In any case it is a step away from the Persian practice. There are no longer margin paintings around a text, but rectangular pictures whichnever go beyond the ruled margin. The horizon is always placed high; often beyond the upper margin, which thus cuts architecture or landscape in an apparently arbitrary way.
A great many figures and other realistic details are introduced, but the whole action is well controlled and the resulting composition is unified and often dramatic.
Striking instances of a strong diagonal axis occur in two of the best known pages, illustrating Akbar's attempt to control a wild elephant as it rushes on to a bridge of boats on the Jhelum. The first of these two double - page picture is by Baswan, the second by Miskina, both of whom are rivalled in this manuscript
The outstanding characteristic of the illustrations of this manuscript as a whole, however, is the realism and what one might call 'straight reporting.' It celebrates the doings of the emperor and is always inclined to stress his personal drive and energy.
Consequently such a subject as Akbar swimming his elephants across the Ganges in 1567 may be, regarded as the most typical. The Composition is by Ikhlas, an artist unknown outside this manuscript and the portraits of Madhu, who has been mentioned as a Specialist of repute in this line.
The emperor dominates the scene held by a courtier in the centre provides the only vertical line, while the arranged echelon formed by the elephants heads makes the inclined axis, which is so frequent in these pages.
The frame cuts off the scene where it makes a balanced composition, but it seems like a section from a wall painting which clearly continues to right and left. If these book illustrations are enlarged by projection of a screen, it is at once apparent how close they are to the great tradition of Indian wall, painting, an art in which the human figure always dominated.

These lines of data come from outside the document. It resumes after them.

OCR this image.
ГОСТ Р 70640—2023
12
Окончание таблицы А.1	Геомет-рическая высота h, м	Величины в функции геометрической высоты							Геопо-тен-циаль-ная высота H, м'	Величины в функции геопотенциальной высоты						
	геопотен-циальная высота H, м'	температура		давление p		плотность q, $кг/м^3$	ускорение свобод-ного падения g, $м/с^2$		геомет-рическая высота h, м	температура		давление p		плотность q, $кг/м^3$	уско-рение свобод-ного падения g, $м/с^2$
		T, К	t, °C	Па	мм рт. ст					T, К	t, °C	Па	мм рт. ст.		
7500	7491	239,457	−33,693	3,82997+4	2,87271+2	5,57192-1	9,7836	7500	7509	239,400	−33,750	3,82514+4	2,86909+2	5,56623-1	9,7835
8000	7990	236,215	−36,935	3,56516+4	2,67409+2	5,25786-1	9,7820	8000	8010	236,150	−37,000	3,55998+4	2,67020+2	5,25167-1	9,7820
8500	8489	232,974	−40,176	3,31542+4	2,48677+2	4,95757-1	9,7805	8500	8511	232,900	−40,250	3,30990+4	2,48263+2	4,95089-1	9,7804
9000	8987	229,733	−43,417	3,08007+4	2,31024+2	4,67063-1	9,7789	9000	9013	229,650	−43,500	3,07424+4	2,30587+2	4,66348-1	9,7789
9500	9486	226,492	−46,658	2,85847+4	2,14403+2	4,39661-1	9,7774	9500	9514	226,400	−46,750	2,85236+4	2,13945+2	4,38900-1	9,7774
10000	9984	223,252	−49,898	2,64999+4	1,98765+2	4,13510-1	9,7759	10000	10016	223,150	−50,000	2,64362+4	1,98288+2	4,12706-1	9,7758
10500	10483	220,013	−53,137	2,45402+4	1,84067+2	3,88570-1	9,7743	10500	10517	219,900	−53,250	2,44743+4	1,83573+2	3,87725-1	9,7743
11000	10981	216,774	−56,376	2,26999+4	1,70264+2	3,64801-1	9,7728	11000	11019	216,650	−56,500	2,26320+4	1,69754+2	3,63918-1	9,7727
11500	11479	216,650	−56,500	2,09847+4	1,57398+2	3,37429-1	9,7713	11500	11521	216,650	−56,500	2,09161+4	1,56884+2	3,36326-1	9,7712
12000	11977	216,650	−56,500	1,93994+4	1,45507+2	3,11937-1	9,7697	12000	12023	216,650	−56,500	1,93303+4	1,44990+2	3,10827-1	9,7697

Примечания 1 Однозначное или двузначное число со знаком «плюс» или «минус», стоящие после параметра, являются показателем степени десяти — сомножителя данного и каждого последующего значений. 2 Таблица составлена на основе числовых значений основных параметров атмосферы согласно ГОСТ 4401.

There is only one other big series of Akbar-nama illustrations the sixty one in the Chester Beathy Library in Dublin, covering much the same period as those in the Victoria and Albert Museum and ending in 1580 with the arrival of the first Jesuit mission at the Mughal court.
Akbar certainly took some of his painters on his campaigns, which may partly account for the vigour of the reporting. The virtues of the Akbar- nama manuscript in the Chester Beathy Library are different and connected rather with another tradition established in the later Akbar period.